Baking Basics

Getting Ready/Equipment

  • Don't mess with the basic ingredients -the flour, liquid, salt, fat and leavening in your recipe. Unlike other types of cooking, you must measure your ingredients accurately and have the right tools to do so.
  • Dry ingredients are measured in flat topped measuring cups.  Be sure to fill them to the top and then level off the extra.  
  • Liquid measuring cups are usually glass, with more space at the top, and a pour spout. Add liquids to the cup, set it on the counter and look at it sideways, on its own level. Do not substitute liquid and dry measuring cups for one another -your ingredient measurements will be inaccurate if you do.
  • Tableware spoons should not be used for measuring since they vary in size.
  • For best results use shiny aluminum baking sheets without sides (baked products will brown more quickly on dark colored baking sheets because they absorb more heat than the shiny type). You can also turn a jelly roll pan (15 x 10 x 1-inch pan) upside down and use it in place of a baking sheet.
  • Prepare baking pans according to the recipe. Cookies with a high fat content may not need to be baked on a greased surface. Remember some non-stick pans can be ruined if you apply non-stick sprays.
  • Allow baking sheet to cool completely before reusing.
  • Line baking sheets with parchment paper. The paper will withstand high temperatures without scorching. This makes the baking sheet easier to clean, and you can slide the sheet of parchment with the baked cookies right onto your rack for cooling. However, as they cool you'll need to turn them over to complete the cooling and prevent the bottom of the cookies from getting soggy.
  • Bake only one sheet of cookies at a time on the middle rack in the center of the oven.
  • A wire cooling rack speeds the cooling of cookies, etc. It allows steam to escape from all sides of the baked product so the bottom doesn't get soggy.
  • Use a cooling rack with closely spaced wires so cookies have adequate support when cooling.
  • And remember to always supervise kids in the kitchen.

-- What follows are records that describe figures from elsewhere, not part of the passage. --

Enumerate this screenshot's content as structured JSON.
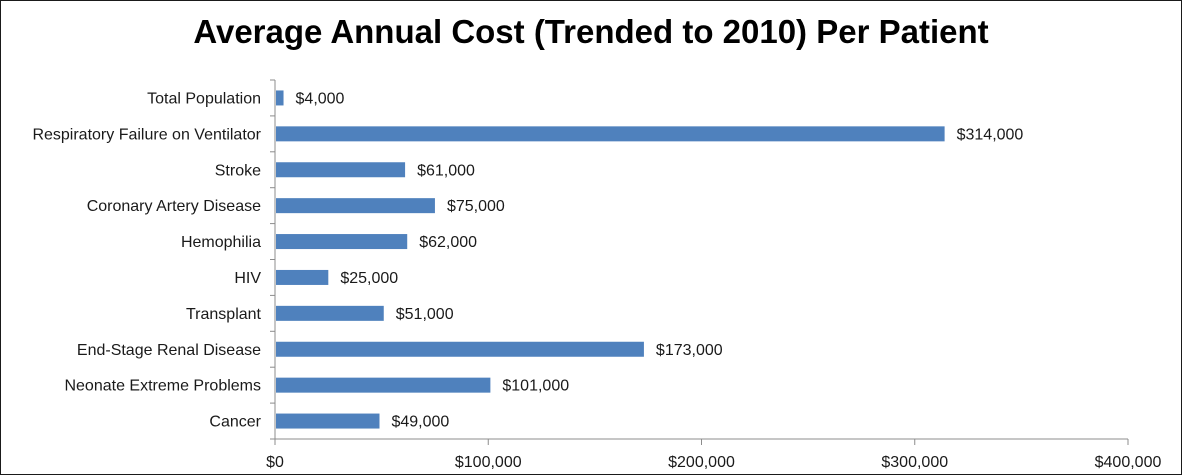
{
  "chart_data": {
    "type": "bar",
    "orientation": "horizontal",
    "title": "Average Annual Cost (Trended to 2010) Per Patient",
    "categories": [
      "Total Population",
      "Respiratory Failure on Ventilator",
      "Stroke",
      "Coronary Artery Disease",
      "Hemophilia",
      "HIV",
      "Transplant",
      "End-Stage Renal Disease",
      "Neonate Extreme Problems",
      "Cancer"
    ],
    "values": [
      4000,
      314000,
      61000,
      75000,
      62000,
      25000,
      51000,
      173000,
      101000,
      49000
    ],
    "data_labels": [
      "$4,000",
      "$314,000",
      "$61,000",
      "$75,000",
      "$62,000",
      "$25,000",
      "$51,000",
      "$173,000",
      "$101,000",
      "$49,000"
    ],
    "x_ticks": [
      0,
      100000,
      200000,
      300000,
      400000
    ],
    "x_tick_labels": [
      "$0",
      "$100,000",
      "$200,000",
      "$300,000",
      "$400,000"
    ],
    "xlim": [
      0,
      400000
    ],
    "grid": false,
    "legend": "none",
    "bar_color": "#4f81bd"
  }
}
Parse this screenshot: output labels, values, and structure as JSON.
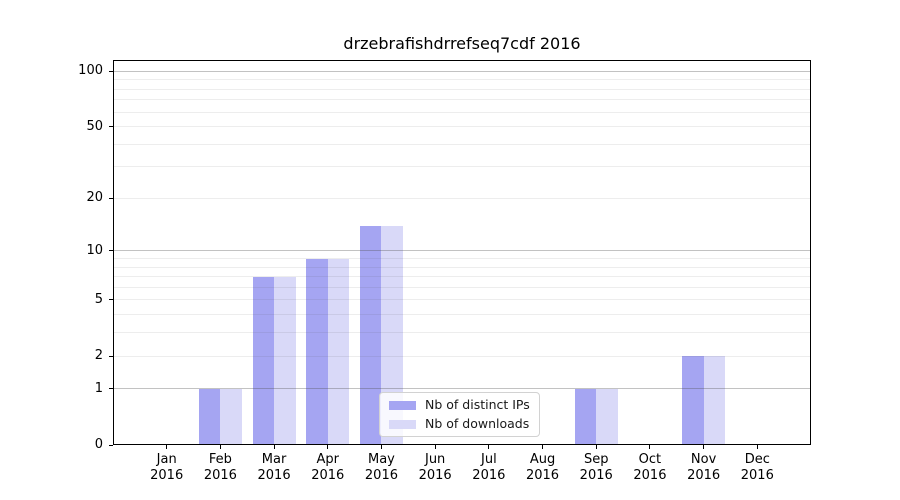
{
  "chart_data": {
    "type": "bar",
    "title": "drzebrafishdrrefseq7cdf 2016",
    "categories": [
      {
        "month": "Jan",
        "year": "2016"
      },
      {
        "month": "Feb",
        "year": "2016"
      },
      {
        "month": "Mar",
        "year": "2016"
      },
      {
        "month": "Apr",
        "year": "2016"
      },
      {
        "month": "May",
        "year": "2016"
      },
      {
        "month": "Jun",
        "year": "2016"
      },
      {
        "month": "Jul",
        "year": "2016"
      },
      {
        "month": "Aug",
        "year": "2016"
      },
      {
        "month": "Sep",
        "year": "2016"
      },
      {
        "month": "Oct",
        "year": "2016"
      },
      {
        "month": "Nov",
        "year": "2016"
      },
      {
        "month": "Dec",
        "year": "2016"
      }
    ],
    "series": [
      {
        "key": "distinct-ips",
        "name": "Nb of distinct IPs",
        "color": "#a5a5f2",
        "values": [
          0,
          1,
          7,
          9,
          14,
          0,
          0,
          0,
          1,
          0,
          2,
          0
        ]
      },
      {
        "key": "downloads",
        "name": "Nb of downloads",
        "color": "#d9d9f8",
        "values": [
          0,
          1,
          7,
          9,
          14,
          0,
          0,
          0,
          1,
          0,
          2,
          0
        ]
      }
    ],
    "xlabel": "",
    "ylabel": "",
    "yscale": "log10(1+x)",
    "ylim": [
      0,
      115
    ],
    "yticks": [
      0,
      1,
      2,
      5,
      10,
      20,
      50,
      100
    ],
    "major_grid_values": [
      1,
      10,
      100
    ],
    "minor_grid_values": [
      2,
      3,
      4,
      5,
      6,
      7,
      8,
      9,
      20,
      30,
      40,
      50,
      60,
      70,
      80,
      90
    ],
    "grid": true,
    "legend_position": "lower center-right",
    "colors": {
      "major_grid": "rgba(80,80,80,0.35)",
      "minor_grid": "rgba(80,80,80,0.10)",
      "axis": "#000000",
      "background": "#ffffff"
    }
  }
}
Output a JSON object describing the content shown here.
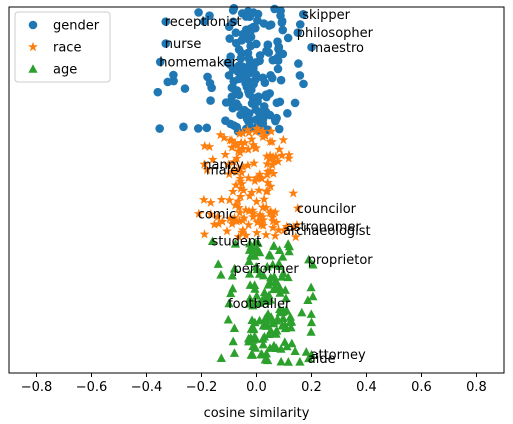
{
  "chart_data": {
    "type": "scatter",
    "xlabel": "cosine similarity",
    "xlim": [
      -0.9,
      0.9
    ],
    "xticks": [
      -0.8,
      -0.6,
      -0.4,
      -0.2,
      0.0,
      0.2,
      0.4,
      0.6,
      0.8
    ],
    "xtick_labels": [
      "−0.8",
      "−0.6",
      "−0.4",
      "−0.2",
      "0.0",
      "0.2",
      "0.4",
      "0.6",
      "0.8"
    ],
    "y_axis_ticks": "none",
    "grid": false,
    "legend_position": "top-left",
    "series": [
      {
        "name": "gender",
        "marker": "circle",
        "color": "#1f77b4",
        "cluster": {
          "count": 170,
          "x_range": [
            -0.36,
            0.2
          ],
          "core_x_range": [
            -0.1,
            0.1
          ],
          "y_range": [
            0.66,
            1.0
          ]
        },
        "labeled_points": [
          {
            "label": "skipper",
            "x": 0.17,
            "y": 0.98
          },
          {
            "label": "receptionist",
            "x": -0.33,
            "y": 0.96
          },
          {
            "label": "philosopher",
            "x": 0.15,
            "y": 0.93
          },
          {
            "label": "nurse",
            "x": -0.33,
            "y": 0.9
          },
          {
            "label": "maestro",
            "x": 0.2,
            "y": 0.89
          },
          {
            "label": "homemaker",
            "x": -0.35,
            "y": 0.85
          }
        ]
      },
      {
        "name": "race",
        "marker": "star",
        "color": "#ff7f0e",
        "cluster": {
          "count": 150,
          "x_range": [
            -0.2,
            0.15
          ],
          "core_x_range": [
            -0.1,
            0.07
          ],
          "y_range": [
            0.37,
            0.67
          ]
        },
        "labeled_points": [
          {
            "label": "nanny",
            "x": -0.19,
            "y": 0.57
          },
          {
            "label": "male",
            "x": -0.18,
            "y": 0.555
          },
          {
            "label": "councilor",
            "x": 0.15,
            "y": 0.45
          },
          {
            "label": "comic",
            "x": -0.21,
            "y": 0.435
          },
          {
            "label": "astronomer",
            "x": 0.11,
            "y": 0.4
          },
          {
            "label": "archaeologist",
            "x": 0.1,
            "y": 0.39
          }
        ]
      },
      {
        "name": "age",
        "marker": "triangle",
        "color": "#2ca02c",
        "cluster": {
          "count": 150,
          "x_range": [
            -0.15,
            0.21
          ],
          "core_x_range": [
            -0.03,
            0.13
          ],
          "y_range": [
            0.03,
            0.36
          ]
        },
        "labeled_points": [
          {
            "label": "student",
            "x": -0.16,
            "y": 0.36
          },
          {
            "label": "proprietor",
            "x": 0.19,
            "y": 0.31
          },
          {
            "label": "performer",
            "x": -0.08,
            "y": 0.285
          },
          {
            "label": "footballer",
            "x": -0.1,
            "y": 0.19
          },
          {
            "label": "attorney",
            "x": 0.2,
            "y": 0.05
          },
          {
            "label": "aide",
            "x": 0.19,
            "y": 0.04
          }
        ]
      }
    ]
  }
}
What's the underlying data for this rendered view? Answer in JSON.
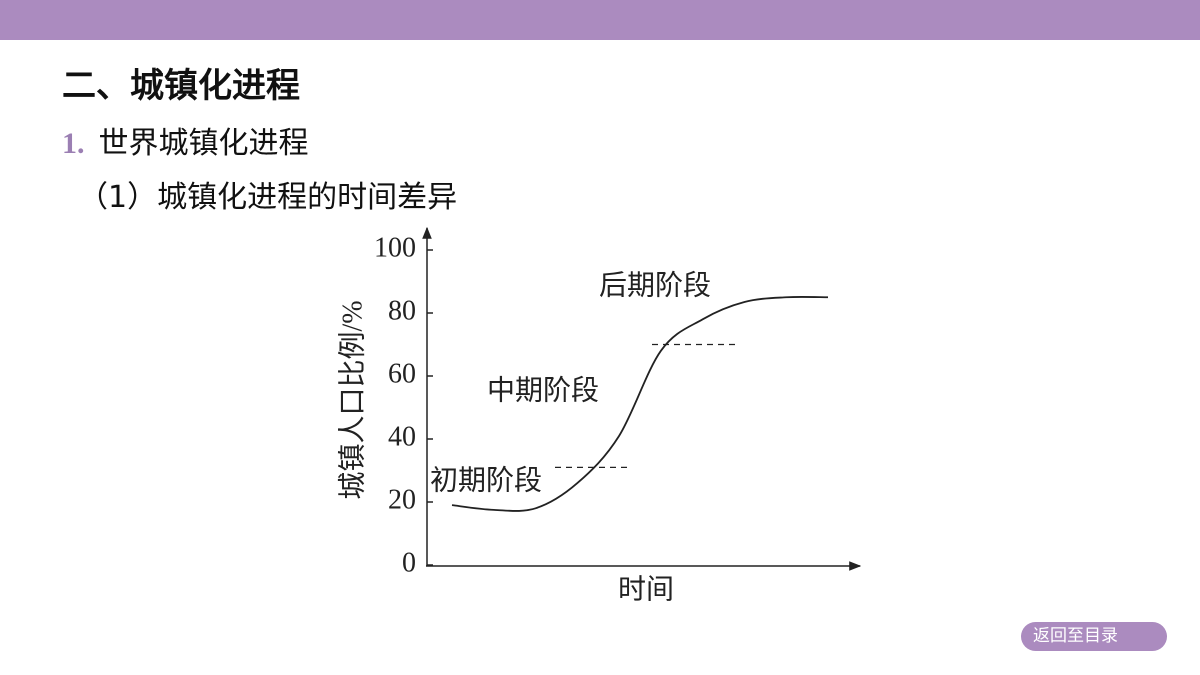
{
  "header": {
    "heading": "二、城镇化进程",
    "section_number": "1.",
    "section_title": "世界城镇化进程",
    "subsection": "（1）城镇化进程的时间差异"
  },
  "chart_data": {
    "type": "line",
    "y_label": "城镇人口比例/%",
    "x_label": "时间",
    "categories": [
      null,
      null,
      null,
      null,
      null,
      null,
      null,
      null,
      null,
      null
    ],
    "values": [
      19,
      17.5,
      18,
      26,
      41,
      68,
      78,
      83.5,
      85,
      85
    ],
    "color": "#222222",
    "ylim": [
      0,
      100
    ],
    "yticks": [
      0,
      20,
      40,
      60,
      80,
      100
    ],
    "reference_lines": [
      31,
      70
    ],
    "annotations": [
      "初期阶段",
      "中期阶段",
      "后期阶段"
    ]
  },
  "button": {
    "label": "返回至目录"
  }
}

  • All-purpose is a good choice for a wide variety of recipes from cookies to breads to cakes.
  • It comes in 2 basic forms; bleached and unbleached, which can be used interchangeably.
  • All-purpose flours today are "pre-sifted" therefore no need to sift the flour unless a recipe specifically states to do so. Do not tamp it down when measuring. Spoon it into cup and let it heap up, then use the flat side of a knife to level it off.
  • Whole wheat flour is heavier. If you substitute it for all-purpose, you'll end up with a baked brick. You can substitute half the flour in an all white flour recipe with whole wheat, but no more than that.



  • Substituting a spread product for butter or margarine is the most frequent baking mistake people make and often a guaranteed way to wind up throwing your results in the trash.
  • If the first ingredient on the product label is water, don't use it for baking. Spreads that are less than 60 percent fat have a lot of water included and will make cookies spread too thin or otherwise mess up recipes.
  • Stick margarine that is at least 80 percent fat can be substituted for butter. For best results, use butter if the recipe calls for butter. Buy it on sale when it is cheap and freeze it in the original packaging.


Baking Soda and Powder 

  • Place a teaspoon of baking powder in some warm water. It should foam and bubble quite actively if it is fresh.
  • Place a teaspoon of baking soda in a small bowl and add 1 Tbsp. vinegar. If the mixture fizzes then the baking soda is still good.
  • Baking powder cannot be substituted for baking soda. They are not the same thing.
  • Baking soda is used instead of baking powder when a recipe contains acid ingredients like buttermilk, vinegar or sour cream. It creates a chemical reaction as soon as the liquid ingredient is added, so the recipe should be baked immediately after mixing or the gases will escape and the product will not rise.



  • Egg sizes range from jumbo to small. Always use large size eggs in recipes unless it is specified differently.
  • Before purchasing, always check the carton to make sure there are no cracked eggs.
  • Eggs should be stored in the refrigerator. For optimum quality, use them before the "Best Before" date expires.
  • When eggs lose their freshness, the yolks flatten and the whites become runny. A fresh egg will sink in a bowl of water whereas an old egg will float.
  • When adding eggs to a recipe, break them one at a time into a small bowl before adding to the other ingredients. This way you can check the quality first and remove any pieces of shell.